3   L’article 1er de cette directive, intitulé « Objet et champ d’application », prévoit, à son paragraphe 1 :

« Le but de la présente directive est la lutte contre le retard de paiement dans les transactions commerciales, afin d’assurer le bon fonctionnement du marché intérieur, en améliorant ainsi la compétitivité des entreprises et en particulier des [petites et moyennes entreprises (PME)]. »

4   L’article 4 de ladite directive, intitulé « Transactions entre entreprises et pouvoirs publics », dispose, à ses paragraphes 3 et 4 :

« 3. Les États membres veillent, dans des transactions commerciales où le débiteur est un pouvoir public, à ce que :

a) le délai de paiement n’excède pas les durées suivantes :

i) trente jours civils après la date de réception, par le débiteur, de la facture ou d’une demande de paiement équivalente ;

ii) lorsque la date de réception de la facture ou d’une demande de paiement équivalente est incertaine, trente jours civils après la date de réception des marchandises ou de prestation des services ;

iii) lorsque le débiteur reçoit la facture ou la demande de paiement équivalente avant les marchandises ou les services, trente jours civils après la date de réception des marchandises ou de prestation des services ;

iv) lorsqu’une procédure d’acceptation ou de vérification, permettant de certifier la conformité des marchandises ou des services avec le contrat, est prévue par la loi ou dans le contrat, et si le débiteur reçoit la facture ou la demande de paiement équivalente plus tôt ou à la date de l’acceptation ou de la vérification, trente jours civils après cette date ;

[...]

4. Les États membres ont la faculté de prolonger les délais visés au paragraphe 3, point a), jusqu’à un maximum de soixante jours civils :

[...]

b) pour les entités publiques dispensant des soins de santé, dûment reconnues à cette fin.

[...] »

5   L’article 12 de la directive 2011/7, intitulé « Transposition », énonce, à son paragraphe 1, premier alinéa :

« Les États membres mettent en vigueur les dispositions législatives, réglementaires et administratives nécessaires pour se conformer aux articles 1er à 8 et à l’article 10 au plus tard le 16 mars 2013. Ils communiquent immédiatement à la Commission le texte de ces dispositions. »

Le droit portugais

6   Le Decreto-Lei n.o 62/2013 (décret‑loi no 62/2013), du 10 mai 2013 (Diário da República, 1re série, no 90, du 10 mai 2013), a transposé la directive 2011/7 dans l’ordre juridique portugais.

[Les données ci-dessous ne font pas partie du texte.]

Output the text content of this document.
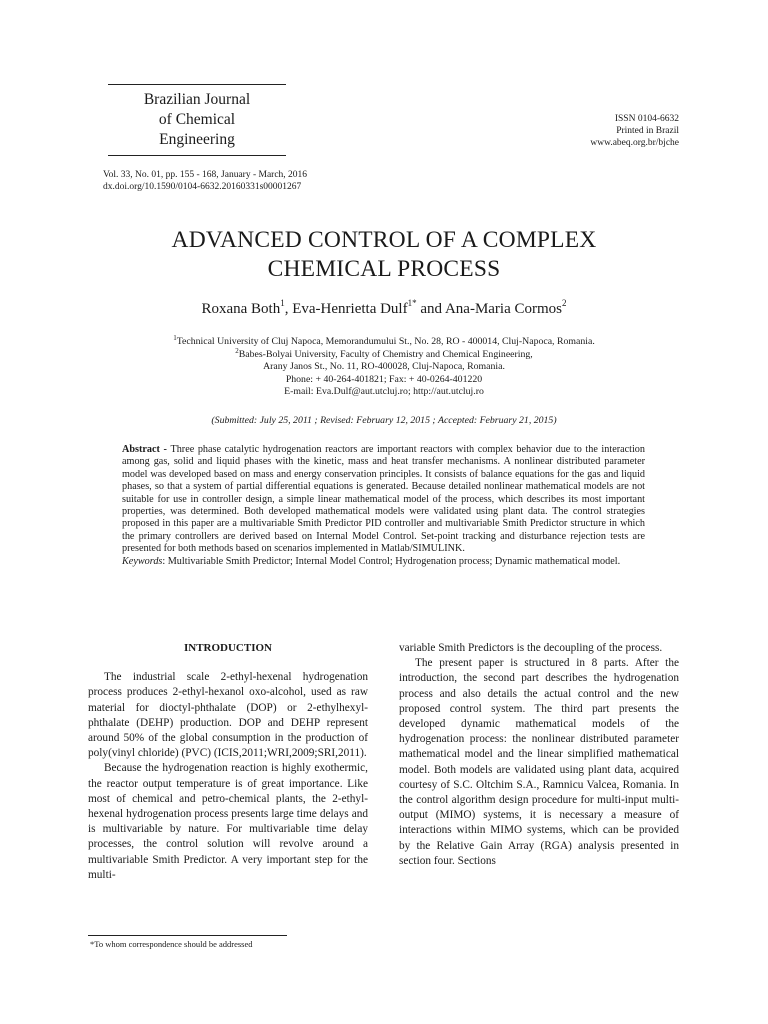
Brazilian Journal
of Chemical
Engineering
ISSN 0104-6632
Printed in Brazil
www.abeq.org.br/bjche
Vol. 33, No. 01, pp. 155 - 168, January - March, 2016
dx.doi.org/10.1590/0104-6632.20160331s00001267
ADVANCED CONTROL OF A COMPLEX
CHEMICAL PROCESS
Roxana Both$^1$, Eva-Henrietta Dulf$^{1*}$ and Ana-Maria Cormos$^2$
$^1$Technical University of Cluj Napoca, Memorandumului St., No. 28, RO - 400014, Cluj-Napoca, Romania.
$^2$Babes-Bolyai University, Faculty of Chemistry and Chemical Engineering,
Arany Janos St., No. 11, RO-400028, Cluj-Napoca, Romania.
Phone: + 40-264-401821; Fax: + 40-0264-401220
E-mail: Eva.Dulf@aut.utcluj.ro; http://aut.utcluj.ro
(Submitted: July 25, 2011 ; Revised: February 12, 2015 ; Accepted: February 21, 2015)

Abstract - Three phase catalytic hydrogenation reactors are important reactors with complex behavior due to the interaction among gas, solid and liquid phases with the kinetic, mass and heat transfer mechanisms. A nonlinear distributed parameter model was developed based on mass and energy conservation principles. It consists of balance equations for the gas and liquid phases, so that a system of partial differential equations is generated. Because detailed nonlinear mathematical models are not suitable for use in controller design, a simple linear mathematical model of the process, which describes its most important properties, was determined. Both developed mathematical models were validated using plant data. The control strategies proposed in this paper are a multivariable Smith Predictor PID controller and multivariable Smith Predictor structure in which the primary controllers are derived based on Internal Model Control. Set-point tracking and disturbance rejection tests are presented for both methods based on scenarios implemented in Matlab/SIMULINK.

Keywords: Multivariable Smith Predictor; Internal Model Control; Hydrogenation process; Dynamic mathematical model.

INTRODUCTION

The industrial scale 2-ethyl-hexenal hydrogenation process produces 2-ethyl-hexanol oxo-alcohol, used as raw material for dioctyl-phthalate (DOP) or 2-ethylhexyl-phthalate (DEHP) production. DOP and DEHP represent around 50% of the global consumption in the production of poly(vinyl chloride) (PVC) (ICIS,2011;WRI,2009;SRI,2011).

Because the hydrogenation reaction is highly exothermic, the reactor output temperature is of great importance. Like most of chemical and petro-chemical plants, the 2-ethyl-hexenal hydrogenation process presents large time delays and is multivariable by nature. For multivariable time delay processes, the control solution will revolve around a multivariable Smith Predictor. A very important step for the multi-

variable Smith Predictors is the decoupling of the process.

The present paper is structured in 8 parts. After the introduction, the second part describes the hydrogenation process and also details the actual control and the new proposed control system. The third part presents the developed dynamic mathematical models of the hydrogenation process: the nonlinear distributed parameter mathematical model and the linear simplified mathematical model. Both models are validated using plant data, acquired courtesy of S.C. Oltchim S.A., Ramnicu Valcea, Romania. In the control algorithm design procedure for multi-input multi-output (MIMO) systems, it is necessary a measure of interactions within MIMO systems, which can be provided by the Relative Gain Array (RGA) analysis presented in section four. Sections

*To whom correspondence should be addressed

7   Selon l’article 4, paragraphe 3, du décret‑loi no 62/2013, dans les transactions entre entreprises, le délai de paiement est de 30 jours, à compter :

–   de la date de réception de la facture par le débiteur ;

–   de la date de réception effective des marchandises ou de la prestation des services, lorsque la date de réception de la facture est incertaine ou antérieure à celle de la réception des marchandises ou de la prestation des services ;

–   de la date de l’acceptation ou de la vérification, lorsque la loi ou le contrat prévoit une procédure de certification de la conformité des marchandises ou des services et lorsque le débiteur reçoit la facture avant cette date ou à ladite date.

8   En vertu de l’article 5 de ce décret‑loi, les délais prévus à l’article 4, paragraphe 3, de celui‑ci s’appliquent aux transactions commerciales entre entreprises et pouvoirs publics, lorsque ces derniers sont débiteurs. Toutefois, le délai de paiement peut être prolongé, sans excéder 60 jours, lorsque les pouvoirs publics débiteurs sont des entités publiques qui dispensent des soins de santé et qui sont dûment reconnues comme telles, ou lorsqu’un tel délai est expressément prévu par le contrat et est objectivement justifié par la nature ou les caractéristiques particulières de ce dernier.

La procédure précontentieuse

9   Le 28 avril 2017, la Commission a envoyé une lettre de mise en demeure à la République portugaise et a invité celle‑ci à présenter ses observations sur une violation supposée des obligations lui incombant au titre de l’article 4 de la directive 2011/7. Selon cette lettre, diverses sources indiquaient que, durant l’année 2016, le délai moyen des paiements de leurs dettes commerciales par les entités publiques portugaises avait dépassé les délais prévus par cette directive.

10 Par courrier du 29 juin 2017, la République portugaise a répondu à ladite lettre en énumérant une série de mesures qu’elle avait adoptées à cet égard, parmi lesquelles figuraient le décret‑loi no 62/2013 ainsi que plusieurs dispositions tendant à sanctionner les entités publiques en retard et à accroître la transparence de tels paiements.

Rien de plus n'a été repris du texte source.